How many bees do you see?





Okay, did you make your guesses?

There are 3 bees visible in this image! A lot of my cups this week had no bees, so this was my most bee heavy cup of the week. As you will probably start to notice, there is a lot of variation in numbers of specimens collected per bowl, but also by week.

And that is all I have for you this week. May the weather cooperate for your sampling and may you stay safe.

Best wishes,


19 thoughts on “June 7th – Collection Kits Weekly Update

  1. Went out to put my cups out today and I accidentally stepped on a large snake. He bit my calf and I needed up having to get a tetanus shot. I survived and reman committed to the survey!

    • Oh no! I hope you are okay! Snakes blend in really well, so I have almost stepped on a few (though not while putting out bowls).

      If you are putting out cups in high grass where you can’t easily see as well, it might be worth wearing a pair of tall muck boots if you have them. That also reduces the risk of getting cut by some of the grasses as well.

    • Yea, a lot of things look different when soaked and not posed normally. I’ll try to include a photo of them in the water and alive each time to help everyone get a feel for their different shapes and colors.

  2. I had my transect out this weekend. It didn’t seem like there were as many bees this week. Seemed like a lot of smaller flies……..

    • Was it cloudy up your way? Bees tend to fly less on cloudy days, so the weather (even if it doesn’t rain), can play a factor. Flies are much more likely to fly on cool, cloudy days.

    • Hmm, I’m not familiar with the term Red-eyed Flies. A quick google search shows flesh flies in the family Sarcophagidae, of which I have seen a few in our bowls. I’ve also seen several Bristle Flies (Tachinidae) and Blow flies (Calliphoridae), so eventually we should be able to cover some of those.

    • In the bowl where you circled the snipe flies in the bottom left is what looks like a fly with red eyes (to me anyway). That looks like what I am catching.

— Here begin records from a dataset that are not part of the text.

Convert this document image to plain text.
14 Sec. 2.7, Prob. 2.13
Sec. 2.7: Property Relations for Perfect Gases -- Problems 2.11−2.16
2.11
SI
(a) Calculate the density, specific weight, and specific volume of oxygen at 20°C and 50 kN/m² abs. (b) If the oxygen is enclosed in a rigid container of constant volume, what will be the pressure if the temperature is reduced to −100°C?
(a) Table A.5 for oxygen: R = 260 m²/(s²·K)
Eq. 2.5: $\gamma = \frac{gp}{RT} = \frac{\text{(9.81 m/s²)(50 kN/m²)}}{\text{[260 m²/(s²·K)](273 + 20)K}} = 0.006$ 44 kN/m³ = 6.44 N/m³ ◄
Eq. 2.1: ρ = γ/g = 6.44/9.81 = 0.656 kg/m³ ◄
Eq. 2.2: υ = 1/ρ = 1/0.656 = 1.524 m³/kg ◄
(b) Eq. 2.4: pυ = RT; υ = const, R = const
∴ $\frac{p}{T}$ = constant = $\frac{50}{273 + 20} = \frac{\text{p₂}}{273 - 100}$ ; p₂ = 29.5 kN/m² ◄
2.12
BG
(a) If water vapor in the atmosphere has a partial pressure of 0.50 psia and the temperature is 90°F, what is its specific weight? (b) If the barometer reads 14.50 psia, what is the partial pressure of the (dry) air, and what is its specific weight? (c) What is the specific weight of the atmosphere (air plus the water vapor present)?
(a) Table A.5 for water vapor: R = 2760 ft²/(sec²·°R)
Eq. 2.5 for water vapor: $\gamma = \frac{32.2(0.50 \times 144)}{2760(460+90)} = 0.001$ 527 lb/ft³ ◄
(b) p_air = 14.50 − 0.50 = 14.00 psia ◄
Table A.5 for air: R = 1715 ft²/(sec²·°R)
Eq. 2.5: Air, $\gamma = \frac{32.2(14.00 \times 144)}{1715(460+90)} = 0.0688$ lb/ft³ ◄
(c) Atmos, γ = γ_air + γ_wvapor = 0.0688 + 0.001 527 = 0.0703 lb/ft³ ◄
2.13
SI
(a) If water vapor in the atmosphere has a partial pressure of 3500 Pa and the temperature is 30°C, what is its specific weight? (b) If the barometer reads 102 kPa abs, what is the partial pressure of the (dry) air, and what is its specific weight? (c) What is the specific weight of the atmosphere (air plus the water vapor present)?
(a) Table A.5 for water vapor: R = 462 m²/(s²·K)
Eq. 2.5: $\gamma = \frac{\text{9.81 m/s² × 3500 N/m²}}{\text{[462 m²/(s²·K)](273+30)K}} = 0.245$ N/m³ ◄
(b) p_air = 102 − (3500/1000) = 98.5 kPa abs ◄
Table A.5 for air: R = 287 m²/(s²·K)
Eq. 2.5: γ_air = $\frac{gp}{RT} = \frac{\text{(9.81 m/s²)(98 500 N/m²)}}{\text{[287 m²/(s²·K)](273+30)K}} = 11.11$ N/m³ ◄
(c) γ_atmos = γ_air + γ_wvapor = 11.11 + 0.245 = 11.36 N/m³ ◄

      Also, no bumble bees have tumbled into the traps, but I see them everyday in my yard. Are they supposed to be included in this survey?

      • Ahh, okay. Yea, there are several groups of flies that have bright red eyes light that and are in several different families (Muscidae, Calliphoridae, Sarcophagidae, etc). I’m not entirely sure what that individual fly is at this moment without trying to key it out to be sure.

        As for bumblebees (and larger bees), they tend to escape more easily from the traps, which is fine. We want to avoid catching bumblebees (especially the queens) on the unlikely chance that Bombus affinis (federally endangered species) is around. But given previous efforts have failed to find it in Ohio in the past few years, I don’t expect that to be much of an issue.

        That being said, any form of trapping will have some sort of collecting bias and not fully represent everything present in an area. The bowl traps catch a pretty wide range of species and are easy to use and standardize, which is why we went with this method.

  3. If the weather doesn’t allow us to put out cups exactly 7 days apart, would you rather us put them out a day early or a day later?
    Appreciating all the information about the different species each week. Thanks

    • Hi Tammy,

      Please wait at least 7 days, so if the weather looks bad the following week, you should wait until after the 7th day.

      I’m glad you are enjoying the info! I’m hoping people get a lot of use out of these.

      Best wishes,

  4. I’m enjoying this process, but feeling sad about the number of butterflies I find in my bowls, especially yellow bowls.😐 I guess it’s unavoidable.

    • Hi Barbara,

      Yea, unfortunately there will be a small amount of bycatch (though a lot of people are catching higher numbers of flies it seems). We hope to archive all bycatch in the museum, so their deaths will not be in vain.